Salopek’s been falling behind, and he admits it:
There are more stories to tell. Older stories. They have been piling up at trailside for days. The final trek through Jordan. The looting of the sprawling necropolises there. The goat tunnel near Jericho. The young Bat Mitzvah girls dancing in leotards to hip-hop, like some misfired hallucination, in the sun-ironed wasteland outside of Bethlehem. The Israeli soldier-settler-painter who negotiated a “studio time truce” with Palestinian neighbors. And, of course, the first sight of Jerusalem—stone walls seen from a wooded hill, on a morning pale and clean as paper, as an eggshell, some 2.7 million footsteps away from Herto Bouri, Ethiopia.
I have more stories to tell, too, older stories.  Of course he has more excuses than I do, namely that he’s busy walking 21,000 miles, while fighting the flu.  And his stories are a lot more interesting than mine.  But he persists, and inspires me.
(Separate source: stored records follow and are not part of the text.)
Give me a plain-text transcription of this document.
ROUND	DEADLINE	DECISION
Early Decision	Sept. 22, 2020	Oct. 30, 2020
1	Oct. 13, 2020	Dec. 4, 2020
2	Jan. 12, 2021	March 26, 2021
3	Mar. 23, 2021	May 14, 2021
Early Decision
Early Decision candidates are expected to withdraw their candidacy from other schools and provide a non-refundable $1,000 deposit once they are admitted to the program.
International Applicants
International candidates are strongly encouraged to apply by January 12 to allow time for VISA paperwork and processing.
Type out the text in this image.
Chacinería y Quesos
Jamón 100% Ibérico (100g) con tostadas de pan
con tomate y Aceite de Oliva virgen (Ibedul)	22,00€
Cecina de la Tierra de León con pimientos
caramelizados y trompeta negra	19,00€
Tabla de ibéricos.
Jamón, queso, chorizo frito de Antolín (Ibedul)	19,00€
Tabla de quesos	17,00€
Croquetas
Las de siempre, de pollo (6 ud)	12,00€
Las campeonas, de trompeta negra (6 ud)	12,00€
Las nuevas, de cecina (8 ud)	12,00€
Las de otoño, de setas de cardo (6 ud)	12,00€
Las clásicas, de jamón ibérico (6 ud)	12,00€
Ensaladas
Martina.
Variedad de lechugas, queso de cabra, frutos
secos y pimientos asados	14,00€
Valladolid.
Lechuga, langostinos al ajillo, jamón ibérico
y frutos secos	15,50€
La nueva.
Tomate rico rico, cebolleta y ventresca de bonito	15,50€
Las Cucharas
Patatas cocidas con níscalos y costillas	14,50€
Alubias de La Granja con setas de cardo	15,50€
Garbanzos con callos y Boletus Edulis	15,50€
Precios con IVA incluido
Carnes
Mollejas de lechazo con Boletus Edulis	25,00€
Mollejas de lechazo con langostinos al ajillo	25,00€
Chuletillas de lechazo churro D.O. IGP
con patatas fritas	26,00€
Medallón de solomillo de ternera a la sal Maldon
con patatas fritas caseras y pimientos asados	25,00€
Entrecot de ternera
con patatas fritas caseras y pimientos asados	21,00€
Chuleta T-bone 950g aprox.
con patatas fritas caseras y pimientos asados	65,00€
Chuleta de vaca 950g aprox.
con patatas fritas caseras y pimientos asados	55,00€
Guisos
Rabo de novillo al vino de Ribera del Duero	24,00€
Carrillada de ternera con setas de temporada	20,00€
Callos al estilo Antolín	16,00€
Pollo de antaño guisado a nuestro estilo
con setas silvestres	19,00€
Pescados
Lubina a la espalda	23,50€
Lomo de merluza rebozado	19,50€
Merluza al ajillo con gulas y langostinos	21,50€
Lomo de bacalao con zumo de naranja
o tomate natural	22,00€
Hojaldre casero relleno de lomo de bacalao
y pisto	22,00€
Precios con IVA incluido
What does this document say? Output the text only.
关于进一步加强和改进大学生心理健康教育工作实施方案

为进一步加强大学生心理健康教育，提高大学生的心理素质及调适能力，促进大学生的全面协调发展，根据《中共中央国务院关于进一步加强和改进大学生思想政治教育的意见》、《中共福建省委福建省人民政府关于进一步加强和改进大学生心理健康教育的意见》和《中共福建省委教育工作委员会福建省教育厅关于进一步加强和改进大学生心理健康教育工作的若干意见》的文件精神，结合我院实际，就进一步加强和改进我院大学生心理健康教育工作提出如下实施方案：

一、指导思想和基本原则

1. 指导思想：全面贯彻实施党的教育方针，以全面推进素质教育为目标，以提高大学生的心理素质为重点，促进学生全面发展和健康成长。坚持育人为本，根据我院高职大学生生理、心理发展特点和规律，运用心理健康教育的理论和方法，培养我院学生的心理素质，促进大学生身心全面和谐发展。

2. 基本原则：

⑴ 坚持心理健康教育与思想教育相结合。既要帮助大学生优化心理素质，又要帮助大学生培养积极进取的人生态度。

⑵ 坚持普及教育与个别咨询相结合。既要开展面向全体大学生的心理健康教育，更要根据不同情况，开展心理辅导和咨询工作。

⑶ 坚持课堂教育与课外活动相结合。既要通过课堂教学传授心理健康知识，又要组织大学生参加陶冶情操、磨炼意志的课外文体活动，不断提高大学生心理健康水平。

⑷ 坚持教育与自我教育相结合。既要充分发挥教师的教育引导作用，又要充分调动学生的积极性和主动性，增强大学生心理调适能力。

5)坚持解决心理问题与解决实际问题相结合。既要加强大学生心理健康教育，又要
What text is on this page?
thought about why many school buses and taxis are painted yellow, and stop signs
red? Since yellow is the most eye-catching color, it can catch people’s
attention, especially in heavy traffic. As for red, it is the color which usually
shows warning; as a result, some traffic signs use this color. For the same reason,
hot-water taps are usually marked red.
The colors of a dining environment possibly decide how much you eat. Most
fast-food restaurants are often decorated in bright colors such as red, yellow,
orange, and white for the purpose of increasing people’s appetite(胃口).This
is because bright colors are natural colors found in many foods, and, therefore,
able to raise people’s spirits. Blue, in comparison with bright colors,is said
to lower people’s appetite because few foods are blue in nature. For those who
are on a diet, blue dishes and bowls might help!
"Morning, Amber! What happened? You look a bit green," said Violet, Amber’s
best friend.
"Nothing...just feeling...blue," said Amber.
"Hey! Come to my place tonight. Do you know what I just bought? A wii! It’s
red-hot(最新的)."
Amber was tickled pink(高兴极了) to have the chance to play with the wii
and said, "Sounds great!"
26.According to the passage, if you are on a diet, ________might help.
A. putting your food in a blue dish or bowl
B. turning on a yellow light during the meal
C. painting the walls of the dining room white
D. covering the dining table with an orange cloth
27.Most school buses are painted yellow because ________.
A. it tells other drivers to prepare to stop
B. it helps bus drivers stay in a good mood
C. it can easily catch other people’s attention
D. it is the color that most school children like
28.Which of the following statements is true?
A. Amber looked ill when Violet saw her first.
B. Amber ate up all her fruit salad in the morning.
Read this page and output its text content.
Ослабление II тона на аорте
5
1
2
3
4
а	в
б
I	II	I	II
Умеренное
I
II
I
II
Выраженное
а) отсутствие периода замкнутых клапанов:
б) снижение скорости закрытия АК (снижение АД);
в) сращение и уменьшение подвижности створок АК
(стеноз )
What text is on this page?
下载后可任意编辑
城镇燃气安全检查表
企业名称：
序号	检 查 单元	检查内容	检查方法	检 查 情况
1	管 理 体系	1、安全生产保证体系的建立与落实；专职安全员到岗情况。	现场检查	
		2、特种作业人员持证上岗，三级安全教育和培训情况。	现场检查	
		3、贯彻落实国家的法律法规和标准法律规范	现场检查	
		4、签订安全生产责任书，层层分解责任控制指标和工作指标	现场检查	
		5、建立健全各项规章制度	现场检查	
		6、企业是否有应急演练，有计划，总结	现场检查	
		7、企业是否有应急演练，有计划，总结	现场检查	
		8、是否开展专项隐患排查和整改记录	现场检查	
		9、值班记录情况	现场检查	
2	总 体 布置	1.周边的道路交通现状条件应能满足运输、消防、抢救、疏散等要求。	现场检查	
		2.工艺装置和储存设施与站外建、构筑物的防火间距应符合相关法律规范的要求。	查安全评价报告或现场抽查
My sister, another of my favorite five bloggers, on her brilliant blog from (can it be?) seven years ago, the same that possesses the web’s most brilliant coprophiliac humor:
Now, before I decide I'm too tired to finish this blog and save it in some Word file where I will never end up finishing and posting it, because it will seem too embarrassing and awful when I reread it, I will just get this blasted thing up. Maybe one of these days I'll go back and post all those pieces of poop for you to get sick on.

2 comments:

Red Sonia said...

Erica's Blog seems down. I went looking for it? I wonder if she is heading to the Festival of Faith and Writers. I hope so. (no need to publish this one)

Red Sonia said...

Love this post. Love the honesty, the sense of being in this space with you, while at my coffee shop. Love that I can follow you while being so far away. I long for more food, stories, sense for how this world grows and changes inside you. I'm slightly dying from my lack of connection with you, but about to start an Artist Way group, a painting class and have a few stories with characters that intrigue me. I'm glad you are living and experiencing both a dream and a reality and I love the forest monks! Wow!